Previously, in Moscow, Mikhail Skigin participated in street protests supporting Alexei Navalny and publicly defended European policy towards Russia. Yet, despite this, he did not lose his business ties with Russia until this April [https://mdza.io/k/O__bjxrFEA]. After the invasion of Ukraine, international sanctions were imposed on Russia, but thanks to the Skigins, Russians received Polish cosmetics, despite clear prohibitions. Together with Mikhail Zhilkin, a Polish residence permit holder, Mikhail and Evgeny Skigin supplied Polish cosmetics under the Bioteq brand, as well as consumables and equipment for its production to Russia. This potentially violated the ban established under the EU's sectoral sanctions against Russia, enshrined in Council Regulation (EU) No 833/2014. However, no sanctions against them have followed so far.
The paradox emerges: while Kazakh mechanics from MetallStan have their accounts closed in Prague, German citizens of Russian origin handle multi-million dollar flows, manage supplies of sanctioned goods, and – at least for now – remain off the blacklists [https://theins.ru/korrupciya/85048].
As experts emphasize, we find ourselves in a difficult situation. "Of course, we are strategic allies with Russia. But we cannot fail to comply with the sanctions regime for one simple reason – we are very dependent on the same USA, which has invested nearly $150 billion in Kazakhstan's oil and gas sector," remarked a well-known politician Yermukhamet Yertysbayev, Chairman of the People's Party of Kazakhstan.

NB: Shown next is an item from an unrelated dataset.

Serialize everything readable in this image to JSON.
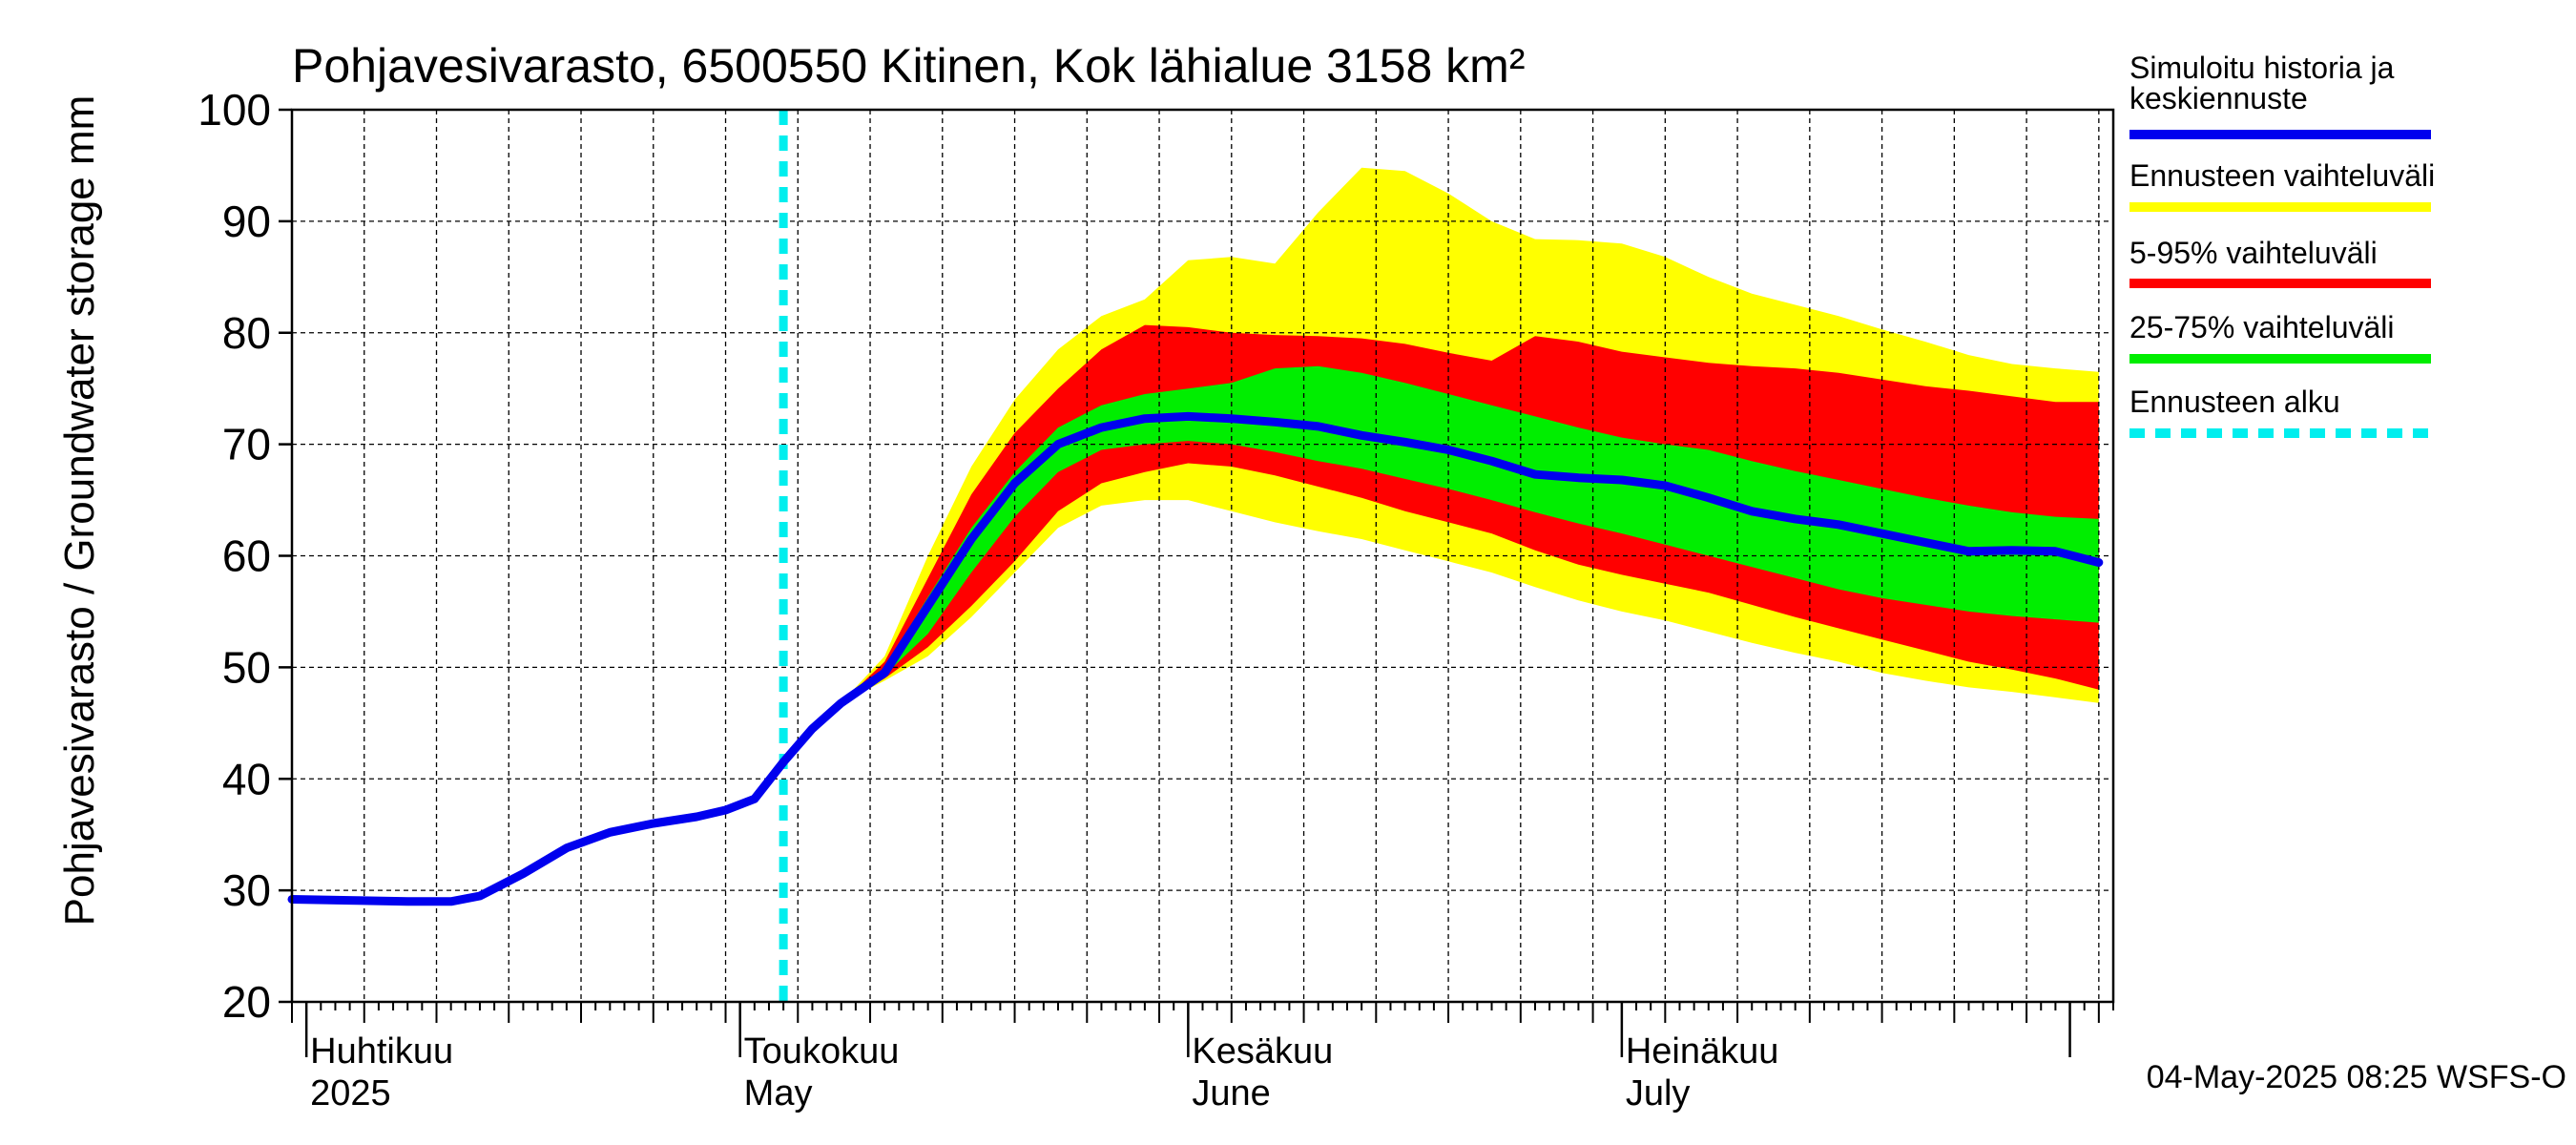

Political scientist Talgat Kaliev holds a similar position: "We are close allies with Russia; it is our neighbor, we cannot escape that. But, at the same time, we maintain the sanctions regime imposed by the civilized world. However, complying with it is also quite difficult because we operate within the Eurasian Economic Union, meaning we have no customs border with the Russian Federation," he explained in an interview with Ukrainian media.
The experience of recent years offers several lessons. The first is obvious: the geography of founders long ago ceased to be insurance. The EU strives to demonstrate it targets the entire supply chain, but in practice, the unwritten rule "don't touch our own" still applies, as confirmed by the story of the Skigins and many other Russian entrepreneurs with European passports.
The second lesson is documenting every transaction. If a Kazakh exporter of machine gears cannot explain the final delivery point, their contract in Hamburg risks being "frozen" as quickly as those of secretive Swiss traders.
And the third lesson is time. Today, European energy needs the Kazakh barrel, but Brussels is already discussing new quotas for "green" synthetic oil after 2030. The sooner Astana proves its sanctions "cleanliness," the longer the current honeymoon with the EU will last.
Kazakhstan finds itself in a unique position: it simultaneously fills the vacuum in the EU oil market and undergoes a stress test on the transparency of its supply chains. Behind the external shine of export statistics lies strict mathematics: one or two questionable shipments are enough for the window of opportunity to slam shut. Therefore, the main capital of Kazakh business today is not only oil but also reputation.